The study also revealed that women without mass media exposure were less likely to use postnatal care services, compared with those with mass media exposure. This finding highlights the significant role played by the mass media in health promotion. Studies have revealed that the mass media serve as a channel through which health information reaches people.9,10

This finding suggests the need for health promotion programs to use the mass media as a channel to provide information on postnatal care services utilization to women. Also, there is a need for women to be encouraged to use the mass media, so as to get access to such information. This association between exposure to mass media and uptake of postnatal care services has been reported in other studies.9,10,12,19

Compared to women in the Mopti region, women in all other regions were less likely to utilize postnatal care services. This finding is surprising, given that Mopti is a deprived region in Mali, with most of its residents living in rural areas with the lowest level of education in the country.20 Thus, it is unclear the possible reason for this finding. We, therefore, suggest that further research be conducted to explore reasons for this finding. Such a study could be qualitative so as to allow in-depth explorations of the matter. Some previous studies have also reported an association between region of residence and utilization of postnatal care services.7,13,14,20

Strengths and Limitations of the study

The main strength of the study lies in its use of a nationally representative data. As such, generalizability of the findings to women in the entire nation is guaranteed. Relatedly, the findings could be a reflection of the current state of affairs, since the study used the most recent version of the Mali Demographic and Health Survey. Moreover, the survey relied on best data collection methods, featuring highly experienced field assistants. Despite these strengths, it is prudent for the findings to be seen in the light of certain limitations. First, the study employed a cross-sectional study design, which prevents us from making causal inferences among the studied variables. Additionally, the study suffers from recall biases that characterize demographic and health survey data.

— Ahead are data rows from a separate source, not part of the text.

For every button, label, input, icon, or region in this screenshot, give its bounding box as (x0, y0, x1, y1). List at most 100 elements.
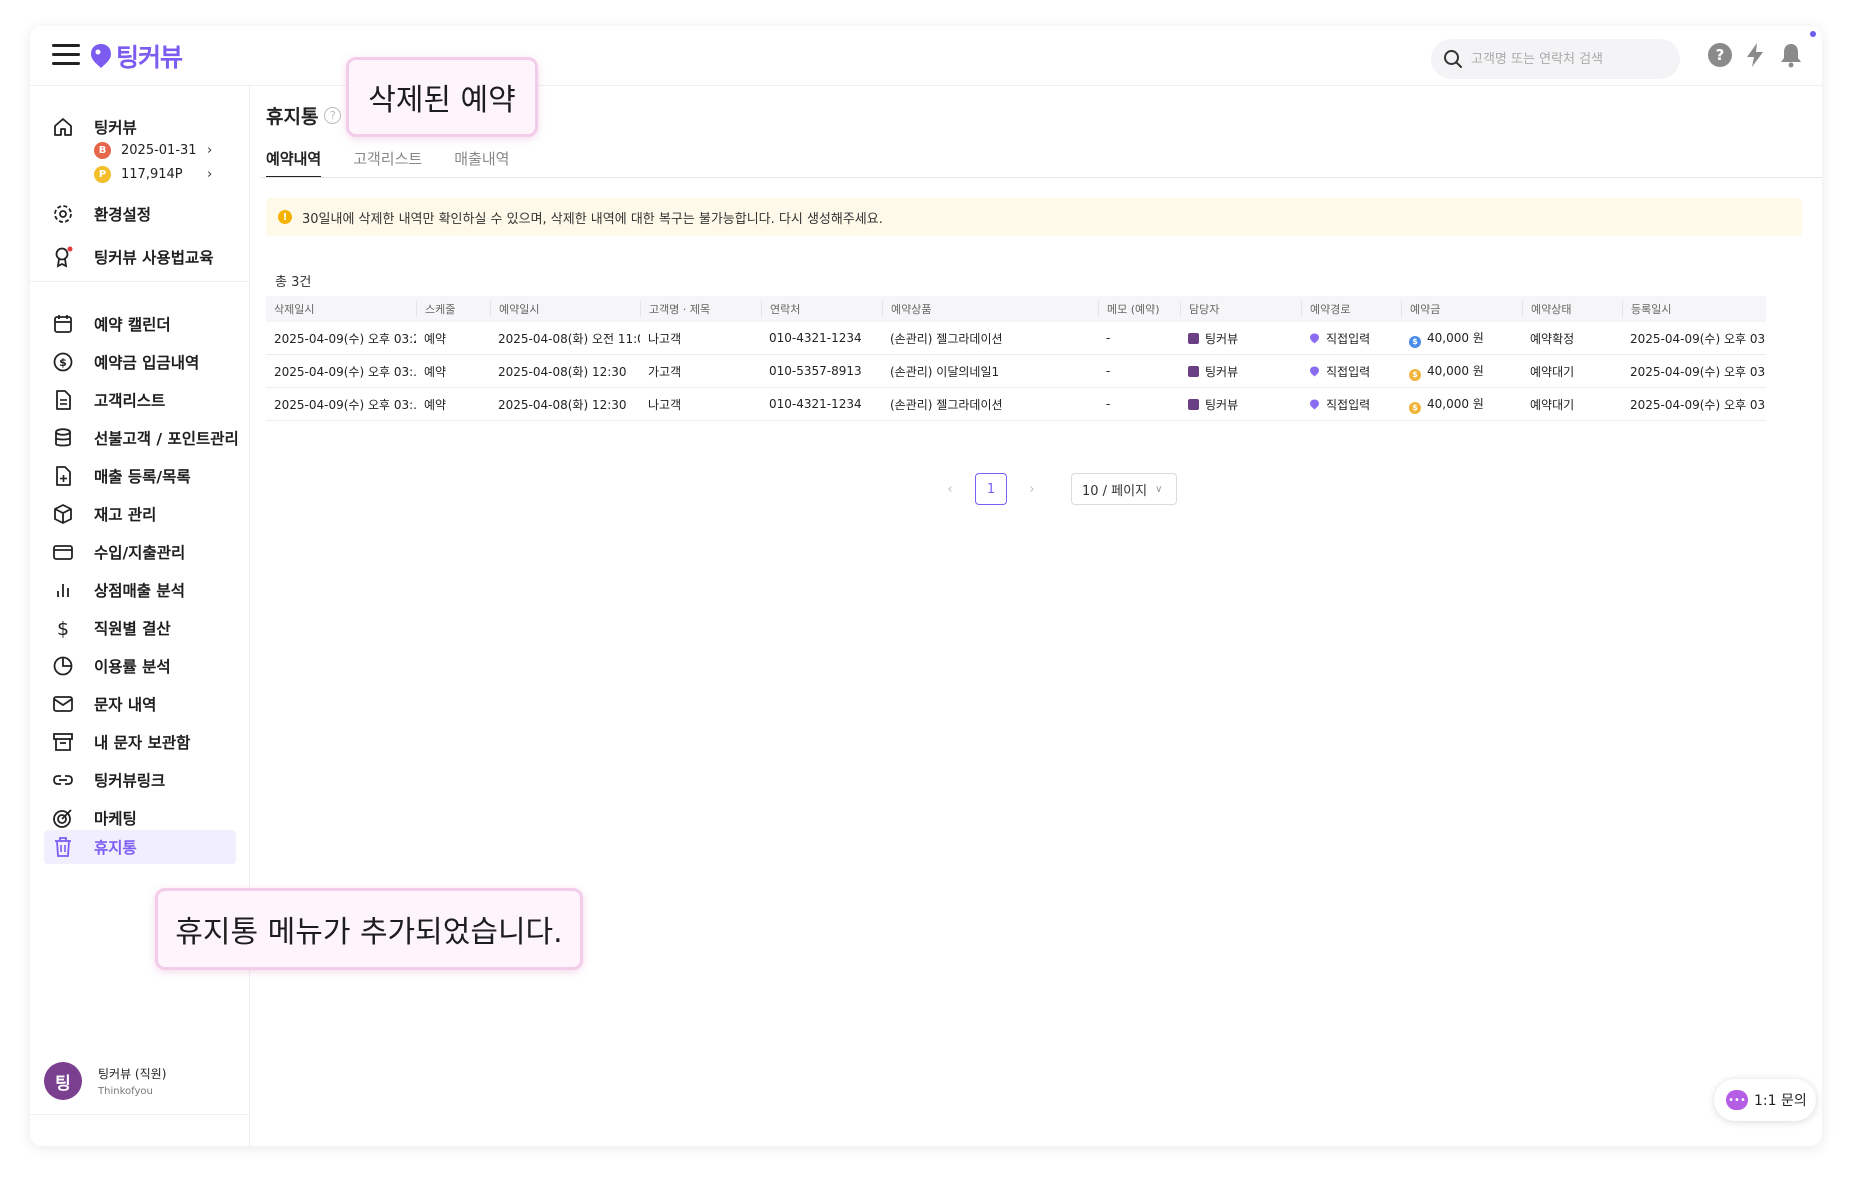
column-header[interactable]: 삭제일시 (266, 301, 416, 317)
top-bar: 팅커뷰 ? (30, 26, 1822, 86)
home-icon (54, 118, 72, 136)
sidebar-item-label: 내 문자 보관함 (94, 734, 191, 752)
cell-status: 예약확정 (1530, 331, 1575, 346)
sidebar-item-inventory[interactable]: 재고 관리 (44, 497, 236, 531)
sidebar-item-prepaid[interactable]: 선불고객 / 포인트관리 (44, 421, 239, 455)
sidebar-date-row[interactable]: B 2025-01-31 › (94, 139, 212, 161)
sidebar-item-label: 이용률 분석 (94, 658, 171, 676)
callout-trash-menu-added: 휴지통 메뉴가 추가되었습니다. (155, 888, 583, 970)
cell-phone: 010-5357-8913 (769, 364, 862, 378)
column-header[interactable]: 연락처 (761, 301, 882, 317)
tab-sales[interactable]: 매출내역 (454, 148, 509, 178)
user-org: Thinkofyou (98, 1086, 153, 1097)
page-title: 휴지통 ? (266, 102, 342, 129)
cell-phone: 010-4321-1234 (769, 397, 862, 411)
sidebar-item-deposit[interactable]: $ 예약금 입금내역 (44, 345, 236, 379)
column-header[interactable]: 스케줄 (416, 301, 490, 317)
column-header[interactable]: 담당자 (1180, 301, 1301, 317)
cell-registered-at: 2025-04-09(수) 오후 03:... (1630, 397, 1766, 412)
sidebar-item-usage-analysis[interactable]: 이용률 분석 (44, 649, 236, 683)
search-input[interactable] (1471, 51, 1661, 67)
sidebar-item-sms-history[interactable]: 문자 내역 (44, 687, 236, 721)
sidebar-item-trash[interactable]: 휴지통 (44, 830, 236, 864)
sidebar-item-income-expense[interactable]: 수입/지출관리 (44, 535, 236, 569)
page-size-select[interactable]: 10 / 페이지 ∨ (1071, 473, 1177, 505)
column-header[interactable]: 예약경로 (1301, 301, 1401, 317)
tab-customers[interactable]: 고객리스트 (353, 148, 422, 178)
chat-bubble-icon: ••• (1726, 1090, 1748, 1110)
sidebar-item-label: 환경설정 (94, 206, 152, 224)
cell-registered-at: 2025-04-09(수) 오후 03:17 (1630, 331, 1766, 346)
column-header[interactable]: 등록일시 (1622, 301, 1766, 317)
sidebar-item-label: 예약 캘린더 (94, 316, 171, 334)
prev-page-button[interactable]: ‹ (935, 482, 965, 497)
column-header[interactable]: 예약상품 (882, 301, 1098, 317)
sidebar-point-row[interactable]: P 117,914P › (94, 163, 212, 185)
help-icon[interactable]: ? (1707, 42, 1733, 68)
cell-channel: 직접입력 (1301, 330, 1401, 347)
logo-mark-icon (91, 44, 111, 68)
link-icon (53, 775, 73, 785)
cell-deleted-at: 2025-04-09(수) 오후 03:... (274, 364, 416, 379)
tab-reservations[interactable]: 예약내역 (266, 148, 322, 178)
deposit-pending-icon: $ (1409, 368, 1421, 381)
cell-product: (손관리) 젤그라데이션 (890, 397, 1003, 412)
sidebar-item-label: 매출 등록/목록 (94, 468, 191, 486)
sidebar-item-tutorial[interactable]: 팅커뷰 사용법교육 (44, 240, 236, 274)
sidebar-item-customers[interactable]: 고객리스트 (44, 383, 236, 417)
menu-icon[interactable] (52, 44, 80, 66)
column-header[interactable]: 예약상태 (1522, 301, 1622, 317)
column-header[interactable]: 고객명 · 제목 (640, 301, 761, 317)
sidebar-divider (30, 1114, 250, 1115)
cell-memo: - (1106, 397, 1111, 411)
sidebar-item-label: 재고 관리 (94, 506, 157, 524)
logo[interactable]: 팅커뷰 (90, 38, 183, 74)
cell-registered-at: 2025-04-09(수) 오후 03:... (1630, 364, 1766, 379)
svg-text:$: $ (59, 356, 67, 369)
sidebar-item-calendar[interactable]: 예약 캘린더 (44, 307, 236, 341)
sidebar-item-label: 선불고객 / 포인트관리 (94, 430, 239, 448)
cell-memo: - (1106, 331, 1111, 345)
cell-reserved-at: 2025-04-08(화) 12:30 (498, 397, 627, 412)
avatar: 팅 (44, 1062, 82, 1100)
cell-schedule: 예약 (424, 331, 447, 346)
user-profile[interactable]: 팅 팅커뷰 (직원) Thinkofyou (44, 1062, 166, 1100)
logo-text: 팅커뷰 (116, 43, 183, 72)
award-icon (55, 246, 73, 268)
next-page-button[interactable]: › (1017, 482, 1047, 497)
sidebar-item-settings[interactable]: 환경설정 (44, 197, 236, 231)
inquiry-chat-button[interactable]: ••• 1:1 문의 (1714, 1079, 1816, 1121)
staff-color-icon (1188, 365, 1199, 377)
search-box[interactable] (1431, 39, 1680, 79)
cell-deleted-at: 2025-04-09(수) 오후 03:21 (274, 331, 416, 346)
cell-phone: 010-4321-1234 (769, 331, 862, 345)
sidebar: 팅커뷰 B 2025-01-31 › P 117,914P › 환경설정 팅커뷰… (30, 86, 250, 1146)
sidebar-item-sms-archive[interactable]: 내 문자 보관함 (44, 725, 236, 759)
column-header[interactable]: 메모 (예약) (1098, 301, 1180, 317)
chevron-down-icon: ∨ (1155, 483, 1163, 495)
column-header[interactable]: 예약금 (1401, 301, 1522, 317)
sidebar-item-store-analysis[interactable]: 상점매출 분석 (44, 573, 236, 607)
sidebar-item-label: 수입/지출관리 (94, 544, 186, 562)
pin-icon (1310, 333, 1319, 343)
table-row[interactable]: 2025-04-09(수) 오후 03:... 예약 2025-04-08(화)… (266, 355, 1766, 388)
svg-text:?: ? (1716, 46, 1725, 64)
lightning-icon[interactable] (1742, 42, 1768, 68)
sidebar-divider (30, 281, 250, 282)
cell-status: 예약대기 (1530, 364, 1575, 379)
table-row[interactable]: 2025-04-09(수) 오후 03:21 예약 2025-04-08(화) … (266, 322, 1766, 355)
table-row[interactable]: 2025-04-09(수) 오후 03:... 예약 2025-04-08(화)… (266, 388, 1766, 421)
svg-text:$: $ (57, 618, 69, 639)
sidebar-item-label: 마케팅 (94, 810, 137, 828)
sidebar-item-label: 팅커뷰 (94, 119, 137, 137)
sidebar-item-link[interactable]: 팅커뷰링크 (44, 763, 236, 797)
cell-channel: 직접입력 (1301, 363, 1401, 380)
target-icon (53, 809, 72, 828)
sidebar-item-sales[interactable]: 매출 등록/목록 (44, 459, 236, 493)
help-circle-icon[interactable]: ? (324, 107, 342, 124)
staff-color-icon (1188, 398, 1199, 410)
bell-icon[interactable] (1778, 42, 1804, 68)
column-header[interactable]: 예약일시 (490, 301, 640, 317)
page-number-button[interactable]: 1 (975, 473, 1007, 505)
sidebar-item-staff-settlement[interactable]: $ 직원별 결산 (44, 611, 236, 645)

Conclusion and Implications for Translation

The study revealed several individual, household and community level factors as predictors of utilization of postnatal care services in Mali. Public health interventions intended to improve postnatal care services uptake in Mali pay attention to these factors. This will help achieve the Sustainable Development Goal 3.1 which focuses on reducing the global maternal mortality ratio to less than 70 per 100 000 live births by 2030.

Compliance with Ethical Standards

Conflicts of interests:

The authors declare no competing interest.

Financial disclosure:

Nothing to declare.

Ethics approval:

Ethics approval was not required for this study since the data is secondary and is available in the public domain. More details regarding DHS data and ethical standards are available at: http://goo.gl/ny8T6X.

Disclaimer:

The publication of this article was supported by the Global Health and Education Projects, inc. (GHEP) through the Emerging Scholar's Grant Program (ESGP). The information, contents, and conclusions are those of the author(s) and should not be construed as the official position or policy of, nor should any endorsements be inferred by ESGP or GHEP.

Acknowledgments:

The authors thank the MEASURE DHS project for their support and for free access to the original data.

Funding/support:

There was no funding for this study.